К счастью, храм Божьей Матери в Лиессе от деревушки Флери отстоял всего на расстоянии в пятнадцать-шестнадцать миль. Сделав в пути три остановки, мать моя благополучно добралась до места назначения. Там она говела и затем получила из рук священника серебряный образок, который впоследствии, по возвращении домой, надела мне на шею. Благодаря исполнению моей матушкой этих обетов меня не коснулись все злоключения юности, и когда я вошел в возраст, то, вследствие ли полученного мной религиозного воспитания или благодаря влиянию образка, почувствовал призвание к духовному служению. Окончив семинарию в Суассоне, я вышел оттуда священником и в 1780 году был отправлен викарием в Этамп.
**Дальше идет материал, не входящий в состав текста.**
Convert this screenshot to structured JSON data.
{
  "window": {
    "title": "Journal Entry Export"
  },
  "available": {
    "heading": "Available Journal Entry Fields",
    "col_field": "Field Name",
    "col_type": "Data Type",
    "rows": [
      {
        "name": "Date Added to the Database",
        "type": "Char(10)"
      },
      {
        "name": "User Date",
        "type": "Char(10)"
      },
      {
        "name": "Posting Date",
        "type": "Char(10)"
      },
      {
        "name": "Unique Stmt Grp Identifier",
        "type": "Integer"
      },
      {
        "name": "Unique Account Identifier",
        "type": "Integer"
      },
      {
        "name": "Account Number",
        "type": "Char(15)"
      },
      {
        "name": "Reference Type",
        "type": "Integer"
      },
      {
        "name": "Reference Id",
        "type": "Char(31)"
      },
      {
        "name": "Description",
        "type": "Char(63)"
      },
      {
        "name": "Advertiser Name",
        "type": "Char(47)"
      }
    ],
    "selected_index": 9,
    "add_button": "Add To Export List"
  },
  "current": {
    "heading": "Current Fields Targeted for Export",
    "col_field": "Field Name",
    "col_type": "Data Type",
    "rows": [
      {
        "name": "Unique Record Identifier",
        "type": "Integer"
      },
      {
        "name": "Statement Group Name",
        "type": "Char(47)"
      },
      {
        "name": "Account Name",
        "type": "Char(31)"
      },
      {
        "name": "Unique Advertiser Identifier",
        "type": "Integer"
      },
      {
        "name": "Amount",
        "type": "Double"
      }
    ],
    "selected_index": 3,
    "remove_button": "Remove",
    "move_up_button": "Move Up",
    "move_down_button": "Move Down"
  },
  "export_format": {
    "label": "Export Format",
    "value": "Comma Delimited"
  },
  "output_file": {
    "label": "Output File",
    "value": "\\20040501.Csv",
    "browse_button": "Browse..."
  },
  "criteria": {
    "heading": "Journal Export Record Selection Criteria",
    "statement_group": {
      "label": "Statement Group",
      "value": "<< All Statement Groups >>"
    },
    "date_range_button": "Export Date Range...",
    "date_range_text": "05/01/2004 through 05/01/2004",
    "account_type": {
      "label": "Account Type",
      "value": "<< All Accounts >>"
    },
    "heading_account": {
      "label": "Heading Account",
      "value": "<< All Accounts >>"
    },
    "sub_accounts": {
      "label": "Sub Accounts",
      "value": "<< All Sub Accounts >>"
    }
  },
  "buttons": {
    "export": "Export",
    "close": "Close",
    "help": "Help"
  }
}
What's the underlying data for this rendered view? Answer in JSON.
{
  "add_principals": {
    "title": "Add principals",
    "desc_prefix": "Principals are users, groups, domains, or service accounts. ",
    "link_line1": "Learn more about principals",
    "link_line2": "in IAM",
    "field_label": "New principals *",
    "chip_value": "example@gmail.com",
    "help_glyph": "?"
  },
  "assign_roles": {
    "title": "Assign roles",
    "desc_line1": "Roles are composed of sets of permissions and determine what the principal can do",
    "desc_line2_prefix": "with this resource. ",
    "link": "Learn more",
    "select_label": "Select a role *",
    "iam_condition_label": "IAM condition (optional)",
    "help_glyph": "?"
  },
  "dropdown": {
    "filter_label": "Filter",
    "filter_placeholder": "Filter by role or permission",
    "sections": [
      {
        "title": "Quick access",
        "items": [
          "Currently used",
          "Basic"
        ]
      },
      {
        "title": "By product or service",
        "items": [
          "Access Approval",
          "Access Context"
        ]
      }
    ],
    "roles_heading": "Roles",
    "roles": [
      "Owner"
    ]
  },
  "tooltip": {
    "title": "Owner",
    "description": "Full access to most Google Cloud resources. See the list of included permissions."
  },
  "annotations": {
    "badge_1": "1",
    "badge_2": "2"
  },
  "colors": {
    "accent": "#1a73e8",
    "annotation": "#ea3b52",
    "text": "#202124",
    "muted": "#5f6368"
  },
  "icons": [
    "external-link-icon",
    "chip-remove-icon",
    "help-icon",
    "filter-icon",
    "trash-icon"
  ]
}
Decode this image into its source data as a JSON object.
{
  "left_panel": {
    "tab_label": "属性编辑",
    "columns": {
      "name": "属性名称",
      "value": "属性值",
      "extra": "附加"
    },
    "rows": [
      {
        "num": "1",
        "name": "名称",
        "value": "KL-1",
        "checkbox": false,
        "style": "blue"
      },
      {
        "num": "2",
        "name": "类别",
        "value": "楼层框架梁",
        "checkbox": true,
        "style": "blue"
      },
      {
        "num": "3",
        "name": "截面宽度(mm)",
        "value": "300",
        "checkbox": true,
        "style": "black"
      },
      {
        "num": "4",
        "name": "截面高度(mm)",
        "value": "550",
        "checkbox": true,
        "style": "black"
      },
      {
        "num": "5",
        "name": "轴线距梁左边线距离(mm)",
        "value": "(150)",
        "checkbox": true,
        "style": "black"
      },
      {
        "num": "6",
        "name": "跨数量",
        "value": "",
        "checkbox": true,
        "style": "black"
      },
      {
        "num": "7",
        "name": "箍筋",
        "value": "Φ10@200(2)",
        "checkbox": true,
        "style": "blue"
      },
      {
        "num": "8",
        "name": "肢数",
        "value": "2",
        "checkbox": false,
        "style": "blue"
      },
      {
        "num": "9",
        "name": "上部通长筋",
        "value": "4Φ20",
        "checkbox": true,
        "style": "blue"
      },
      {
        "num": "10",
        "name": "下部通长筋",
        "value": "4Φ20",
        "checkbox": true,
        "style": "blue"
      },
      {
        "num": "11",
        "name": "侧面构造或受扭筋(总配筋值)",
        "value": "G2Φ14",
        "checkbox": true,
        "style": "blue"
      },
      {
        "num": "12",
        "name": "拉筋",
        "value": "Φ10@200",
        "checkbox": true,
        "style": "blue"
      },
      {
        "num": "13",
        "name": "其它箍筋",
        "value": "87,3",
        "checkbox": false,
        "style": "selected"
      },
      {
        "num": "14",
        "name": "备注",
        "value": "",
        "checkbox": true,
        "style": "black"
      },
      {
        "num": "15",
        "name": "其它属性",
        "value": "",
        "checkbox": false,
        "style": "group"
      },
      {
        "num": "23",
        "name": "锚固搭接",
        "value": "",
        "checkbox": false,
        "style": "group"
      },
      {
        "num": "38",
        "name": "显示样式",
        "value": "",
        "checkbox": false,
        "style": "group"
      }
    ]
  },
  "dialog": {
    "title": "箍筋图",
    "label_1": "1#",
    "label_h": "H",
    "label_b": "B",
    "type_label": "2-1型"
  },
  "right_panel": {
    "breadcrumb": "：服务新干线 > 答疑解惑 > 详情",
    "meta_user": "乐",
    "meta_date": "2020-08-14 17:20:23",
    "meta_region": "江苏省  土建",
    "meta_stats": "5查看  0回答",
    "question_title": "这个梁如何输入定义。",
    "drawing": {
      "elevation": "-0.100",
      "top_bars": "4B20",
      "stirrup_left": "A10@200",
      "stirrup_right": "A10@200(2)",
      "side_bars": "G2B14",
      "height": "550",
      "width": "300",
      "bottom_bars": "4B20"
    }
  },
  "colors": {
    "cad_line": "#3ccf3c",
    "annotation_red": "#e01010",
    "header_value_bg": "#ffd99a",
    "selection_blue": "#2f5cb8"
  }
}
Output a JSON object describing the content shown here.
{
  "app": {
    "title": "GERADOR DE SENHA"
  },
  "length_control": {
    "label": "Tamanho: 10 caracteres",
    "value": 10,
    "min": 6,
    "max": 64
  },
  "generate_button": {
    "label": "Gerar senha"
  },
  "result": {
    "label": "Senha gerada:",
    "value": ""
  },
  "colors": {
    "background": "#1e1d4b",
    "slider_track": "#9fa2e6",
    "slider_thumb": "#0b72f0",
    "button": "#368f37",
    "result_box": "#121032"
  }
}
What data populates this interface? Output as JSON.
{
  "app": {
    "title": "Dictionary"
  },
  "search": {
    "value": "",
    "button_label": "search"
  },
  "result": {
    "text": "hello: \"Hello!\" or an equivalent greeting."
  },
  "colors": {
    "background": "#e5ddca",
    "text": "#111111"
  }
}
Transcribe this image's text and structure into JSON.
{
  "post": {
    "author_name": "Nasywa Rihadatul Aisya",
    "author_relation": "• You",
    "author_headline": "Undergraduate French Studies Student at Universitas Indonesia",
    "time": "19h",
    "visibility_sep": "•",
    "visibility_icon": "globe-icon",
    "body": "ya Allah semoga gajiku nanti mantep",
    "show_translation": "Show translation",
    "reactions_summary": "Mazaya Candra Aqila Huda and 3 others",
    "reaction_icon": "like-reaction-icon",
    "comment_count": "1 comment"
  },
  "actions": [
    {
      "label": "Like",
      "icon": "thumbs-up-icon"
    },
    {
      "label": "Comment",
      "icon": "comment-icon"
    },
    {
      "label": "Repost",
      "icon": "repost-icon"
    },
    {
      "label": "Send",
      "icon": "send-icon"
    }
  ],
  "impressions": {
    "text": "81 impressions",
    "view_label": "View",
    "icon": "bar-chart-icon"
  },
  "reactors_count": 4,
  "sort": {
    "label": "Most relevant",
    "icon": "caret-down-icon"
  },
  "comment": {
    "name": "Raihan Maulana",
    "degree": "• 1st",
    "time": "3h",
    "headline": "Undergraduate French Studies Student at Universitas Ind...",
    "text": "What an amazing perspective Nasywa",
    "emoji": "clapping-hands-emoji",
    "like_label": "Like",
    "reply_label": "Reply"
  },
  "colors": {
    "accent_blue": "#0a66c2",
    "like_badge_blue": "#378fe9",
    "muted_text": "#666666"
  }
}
Случайно я был назначен в ту из четырех церквей д’Этамп, которая была возведена во славу Божьей Матери. Еще ребенком я любил эти чудные сооружения из гранита, которые вера возвела в эпоху Средневековья на просторах Франции, этой старшей дочери Рима, и покрыла ее целым лесом церквей. Сооружение этих домов Божьих впоследствии приостановилось, когда веру в сердцах простодушных уничтожил яд Лютера и Кальвина.

Мальчиком я часто играл в развалинах церкви Святого Иоанна в Суассоне, я любовался тончайшей резьбой, все еще украшавшей величественные руины этого храма. Они были покрыты ею, будто окаменевшими цветами. И когда я увидел церковь Божьей Матери в Этампе, то был счастлив, что случай, или, скорее, Провидение, даровал мне такую обитель. Самыми счастливыми минутами были для меня те, которые я проводил в ней.

Я не хочу сказать, что меня там удерживало только религиозное чувство, нет – то было состояние счастья, какое испытывает птица, когда ей удается избавиться от силков и обрести вновь свободу и простор. Моим простором было все пространство от портала и до хор, моя свобода состояла в раздумьях, которым я предавался, в продолжение часов стоя на коленях у какой-либо гробницы или облокотившись о колонну. О чем я размышлял? Отнюдь не о богословских тонкостях. Я рассуждал о вечной борьбе между добром и злом – о борьбе, которая терзает человека с момента грехопадения. Мне грезились красивые ангелы с белыми крыльями, отвратительные демоны с красными физиономиями, изображения которых от каждого солнечного луча сверкали на оконных витражах: одни – небесным огнем, другие – пламенем ада; наконец, церковь Божьей Матери была моим настоящим домом – там я жил, философствовал, молился. Предоставленный мне маленький домик при храме был для меня лишь временным пристанищем: я там ел, спал, и только.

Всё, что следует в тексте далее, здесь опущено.